The Occupational Safety and Health Act is applicable to pro football. Some of you may be surprised, and for all the attention that OSHA pays to the NFL, the Act might as well be inapplicable. Never mind the recognized danger of multiple concussions and the link between concussions and the early onset of dementia. I’ve posted before about this issue (here, here, and here), but I suspect that neither OSHA nor the NFL reads my blog.
I also suspect that the enormous amount of money involved in pro football and the sport’s enormous fan-base discourage regulators and politicians from inserting themselves into this amazing pastime. Yet players have died on the field from heart attacks, heat exhaustion, and vertebrae injuries. Players have also been paralyzed for life as a result of a collision during a game. OSHA does nothing. It’s too busy with ergonomic injuries.
I enjoy football. But each year, the players get bigger and faster, and they hit in a way that can only be described as vicious. When you just step back and look at what’s happening on the field, it’s one of the craziest, most dangerous spectacles anywhere. On Sundays, OSHA apparently takes a break.

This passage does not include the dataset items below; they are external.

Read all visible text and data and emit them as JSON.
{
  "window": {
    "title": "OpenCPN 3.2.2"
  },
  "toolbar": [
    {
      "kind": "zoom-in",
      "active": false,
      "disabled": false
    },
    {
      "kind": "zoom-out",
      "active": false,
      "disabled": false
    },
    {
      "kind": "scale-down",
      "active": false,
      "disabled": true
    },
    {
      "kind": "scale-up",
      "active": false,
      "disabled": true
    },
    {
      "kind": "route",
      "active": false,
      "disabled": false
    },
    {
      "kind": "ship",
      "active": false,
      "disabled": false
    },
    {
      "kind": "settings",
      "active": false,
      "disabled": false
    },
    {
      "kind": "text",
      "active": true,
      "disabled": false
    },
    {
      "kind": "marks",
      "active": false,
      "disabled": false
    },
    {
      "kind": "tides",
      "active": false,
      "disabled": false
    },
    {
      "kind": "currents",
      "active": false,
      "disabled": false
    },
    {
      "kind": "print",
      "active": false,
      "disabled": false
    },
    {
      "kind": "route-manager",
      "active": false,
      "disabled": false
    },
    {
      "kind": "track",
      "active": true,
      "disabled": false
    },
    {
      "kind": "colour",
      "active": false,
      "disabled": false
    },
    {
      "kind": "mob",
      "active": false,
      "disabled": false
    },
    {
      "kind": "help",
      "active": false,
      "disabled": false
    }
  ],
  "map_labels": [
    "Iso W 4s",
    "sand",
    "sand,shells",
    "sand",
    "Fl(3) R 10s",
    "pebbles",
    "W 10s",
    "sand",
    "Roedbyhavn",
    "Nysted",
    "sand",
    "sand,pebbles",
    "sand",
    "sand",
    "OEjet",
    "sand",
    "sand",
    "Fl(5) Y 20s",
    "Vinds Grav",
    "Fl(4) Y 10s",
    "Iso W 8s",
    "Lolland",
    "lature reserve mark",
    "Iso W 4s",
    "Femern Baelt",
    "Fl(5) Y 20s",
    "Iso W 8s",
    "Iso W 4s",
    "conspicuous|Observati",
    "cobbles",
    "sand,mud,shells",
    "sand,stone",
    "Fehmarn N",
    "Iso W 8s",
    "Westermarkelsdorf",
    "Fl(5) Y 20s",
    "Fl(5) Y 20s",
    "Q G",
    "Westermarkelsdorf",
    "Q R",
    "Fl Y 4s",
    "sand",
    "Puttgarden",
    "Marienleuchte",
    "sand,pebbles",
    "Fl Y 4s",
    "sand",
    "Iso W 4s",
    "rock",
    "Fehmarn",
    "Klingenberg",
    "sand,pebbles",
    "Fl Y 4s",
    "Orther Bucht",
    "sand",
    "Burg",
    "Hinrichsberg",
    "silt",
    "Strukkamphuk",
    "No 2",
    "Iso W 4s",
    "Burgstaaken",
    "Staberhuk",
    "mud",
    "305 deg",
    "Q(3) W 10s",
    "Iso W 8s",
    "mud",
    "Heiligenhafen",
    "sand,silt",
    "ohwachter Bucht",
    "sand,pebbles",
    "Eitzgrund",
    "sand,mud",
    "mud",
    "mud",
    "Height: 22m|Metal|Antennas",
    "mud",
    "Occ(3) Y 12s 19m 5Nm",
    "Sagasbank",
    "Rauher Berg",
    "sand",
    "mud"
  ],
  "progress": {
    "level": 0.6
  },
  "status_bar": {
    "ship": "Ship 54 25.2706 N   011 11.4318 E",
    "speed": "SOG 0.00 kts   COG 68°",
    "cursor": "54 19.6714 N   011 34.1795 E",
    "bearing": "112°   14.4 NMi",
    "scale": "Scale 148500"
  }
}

Maybe there’s a federal regulatory exemption for TV. In 2000, I wrote about the minimum wage and overtime violations of CBS’s “Big Brother” reality show; see http://www.lawroom.com/story.aspx?STID=389 online. By contrast, French labor tribunals award workers’ wages to Temptation Island participants; see http://www.businessweek.com/magazine/content/10_29/b4187015959597.htm online.
Kent,
I know of no regulatory exemption for TV. Thanks.